Rocky Horror is a campy movie about a couple that is drawn into a web of mystery and intrigue when, on the night of their engagement, they find themselves stranded at a strange mansion. Forced into the mansion by first car trouble and then driving rain, the protagonists Janet and Brad are confronted by a strange cross-dressing mad-scientist, Dr. Frank N. Furter. Once he shows them his creation, Rocky, a muscular, blond man with a tan, things get weirder. Amid dance numbers, a cameo by Meatloaf, and a double-crossing by Frank's assistants from the planet Transsexual Transylvaniaaaaa, Frank is killed, Meatloaf is killed, even Rocky is killed, and everyone has a good time including the audience (who spends most of the movie throwing things, cursing, and applying sexual innuendoes quite liberally).
"Let's Do the Time Warp Again!" Booooring! Fire One! My seat's wet!
Technically, the film is the Rocky Horror Picture Show, whereas Rocky Horror is the stage show.
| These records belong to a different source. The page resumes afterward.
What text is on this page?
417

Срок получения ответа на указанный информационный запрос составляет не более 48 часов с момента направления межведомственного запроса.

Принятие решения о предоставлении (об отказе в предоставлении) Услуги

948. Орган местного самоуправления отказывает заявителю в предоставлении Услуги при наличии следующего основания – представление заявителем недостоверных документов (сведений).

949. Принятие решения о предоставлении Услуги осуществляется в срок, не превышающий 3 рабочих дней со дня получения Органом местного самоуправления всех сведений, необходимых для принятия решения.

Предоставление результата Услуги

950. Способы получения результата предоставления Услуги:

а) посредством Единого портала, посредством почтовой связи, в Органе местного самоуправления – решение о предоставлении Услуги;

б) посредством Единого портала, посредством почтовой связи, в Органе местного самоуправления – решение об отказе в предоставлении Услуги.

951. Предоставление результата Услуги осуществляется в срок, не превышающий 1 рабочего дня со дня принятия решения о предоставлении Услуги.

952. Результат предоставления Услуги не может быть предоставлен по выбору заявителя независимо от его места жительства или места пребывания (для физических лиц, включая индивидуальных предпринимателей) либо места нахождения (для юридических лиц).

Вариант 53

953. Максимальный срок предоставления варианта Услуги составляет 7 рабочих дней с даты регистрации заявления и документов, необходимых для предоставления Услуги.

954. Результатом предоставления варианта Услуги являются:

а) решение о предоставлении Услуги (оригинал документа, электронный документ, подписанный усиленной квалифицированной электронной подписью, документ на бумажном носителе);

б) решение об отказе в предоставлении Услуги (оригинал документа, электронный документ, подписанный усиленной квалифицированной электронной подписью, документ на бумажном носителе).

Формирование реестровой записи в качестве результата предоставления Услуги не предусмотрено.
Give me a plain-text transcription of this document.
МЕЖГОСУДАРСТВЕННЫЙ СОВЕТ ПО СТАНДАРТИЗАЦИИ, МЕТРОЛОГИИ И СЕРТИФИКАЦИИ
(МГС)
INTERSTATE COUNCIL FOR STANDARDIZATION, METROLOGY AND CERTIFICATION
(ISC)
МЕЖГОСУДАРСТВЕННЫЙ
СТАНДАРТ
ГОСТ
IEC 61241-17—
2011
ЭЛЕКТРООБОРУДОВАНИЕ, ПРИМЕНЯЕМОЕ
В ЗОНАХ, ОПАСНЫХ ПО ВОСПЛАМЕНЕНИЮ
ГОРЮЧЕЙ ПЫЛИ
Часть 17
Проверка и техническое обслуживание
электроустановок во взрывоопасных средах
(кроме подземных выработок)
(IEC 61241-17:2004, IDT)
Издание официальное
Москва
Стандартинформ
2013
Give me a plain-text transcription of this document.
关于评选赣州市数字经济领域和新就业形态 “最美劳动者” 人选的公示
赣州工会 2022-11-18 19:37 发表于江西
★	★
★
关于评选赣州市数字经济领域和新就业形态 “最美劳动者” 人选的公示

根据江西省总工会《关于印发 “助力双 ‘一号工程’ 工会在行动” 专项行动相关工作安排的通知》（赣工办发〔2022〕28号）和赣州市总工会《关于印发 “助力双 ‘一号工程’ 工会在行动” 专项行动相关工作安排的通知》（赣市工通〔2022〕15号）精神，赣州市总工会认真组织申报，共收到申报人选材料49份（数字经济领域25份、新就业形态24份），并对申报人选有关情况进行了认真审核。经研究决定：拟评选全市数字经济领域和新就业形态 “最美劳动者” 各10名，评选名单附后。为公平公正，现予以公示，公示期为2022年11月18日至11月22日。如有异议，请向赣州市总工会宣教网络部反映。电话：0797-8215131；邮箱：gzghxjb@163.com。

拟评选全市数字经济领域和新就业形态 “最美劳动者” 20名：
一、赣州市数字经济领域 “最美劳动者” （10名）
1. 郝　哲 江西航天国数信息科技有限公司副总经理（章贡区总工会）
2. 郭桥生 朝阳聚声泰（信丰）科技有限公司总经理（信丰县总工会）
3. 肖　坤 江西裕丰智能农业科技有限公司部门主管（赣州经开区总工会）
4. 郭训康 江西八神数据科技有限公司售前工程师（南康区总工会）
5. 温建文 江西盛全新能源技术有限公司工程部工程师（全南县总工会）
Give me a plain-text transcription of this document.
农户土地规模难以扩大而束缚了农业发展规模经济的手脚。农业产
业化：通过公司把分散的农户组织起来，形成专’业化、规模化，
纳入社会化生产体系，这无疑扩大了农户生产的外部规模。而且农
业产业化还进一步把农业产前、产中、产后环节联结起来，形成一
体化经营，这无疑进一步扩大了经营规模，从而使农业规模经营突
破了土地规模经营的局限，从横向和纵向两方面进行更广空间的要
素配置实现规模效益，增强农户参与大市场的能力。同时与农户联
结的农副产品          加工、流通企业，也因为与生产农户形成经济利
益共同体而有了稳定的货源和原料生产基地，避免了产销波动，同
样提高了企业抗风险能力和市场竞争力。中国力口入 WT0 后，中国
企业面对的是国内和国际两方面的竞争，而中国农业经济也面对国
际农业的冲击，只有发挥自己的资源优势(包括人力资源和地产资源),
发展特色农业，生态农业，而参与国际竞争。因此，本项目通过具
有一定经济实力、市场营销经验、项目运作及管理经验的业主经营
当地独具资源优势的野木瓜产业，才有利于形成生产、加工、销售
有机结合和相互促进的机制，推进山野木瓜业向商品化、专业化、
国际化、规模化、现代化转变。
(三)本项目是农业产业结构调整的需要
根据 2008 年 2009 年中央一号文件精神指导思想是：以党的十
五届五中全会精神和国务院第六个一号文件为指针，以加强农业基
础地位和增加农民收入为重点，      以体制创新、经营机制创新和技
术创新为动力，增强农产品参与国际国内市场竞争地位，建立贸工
Written by Richard O'Brien.
One of the worst night's entertainment of my life was when I was dragged to see it and sat next to a bricky from Barnsley, who wore a basque and must have shouted 'Knob' every 2 mins throughout the show.
Reminds me of a Jethro Tull concert I went to, where some big doped-up hulk screamed "Tuuuuull!" in my ear every minute or so -- including throughout a low-volume acoustic set.
Good lord. What a strange movie.
Actually, I have quite a few good, hazy memories of throwing toast at a movie screen while this movie was playing, when I was in college. Quite a unique movie. I can't explain it.
It sucked. It does do a good job of portraying what is wrong with a certain sector of society, though.
Um, help me out here, which sector would that be, and what exactly is wrong with it?
Perhaps it is a matter of personal tastes and morality. There were parts of the film that I did enjoy, but overall my impression that I was left with was one of dislike. Not long after the movie came out, many people whom I knew and even a very close individual to my family that I had gone to the movie with, turned to sexual lives that ended up destroying their lives. Several contracted HIV that lead to slow and painful deaths. The (departed) individual that I referred to above was one of the unfortunate, and so was his (departed) partner a few years later. Perhaps I am biased (being heterosexual) but the movie seemed to have fueled dislike in me, and it seemed to (for some) fuel and condone a certain seedy lifestyle.
The movie seems to point out some of the pitfalls of such choices, too, nes-c'est-pas? Brad and Janet suffer the consequences of their moments of weakness, do they not?
This is true, but I noticed the affect that it had on some individuals, and they became so obsessed with the movie that they would even go so far as to first act it out privately in their homes, then later act it out words and actions for real. It is amazing how that people seem to ignore those warnings about "pitfalls" when they do not wish to see or hear them. It seemed(s) to be used, pervertedly perhaps, for the purpose (by a certain sector) as "condonement".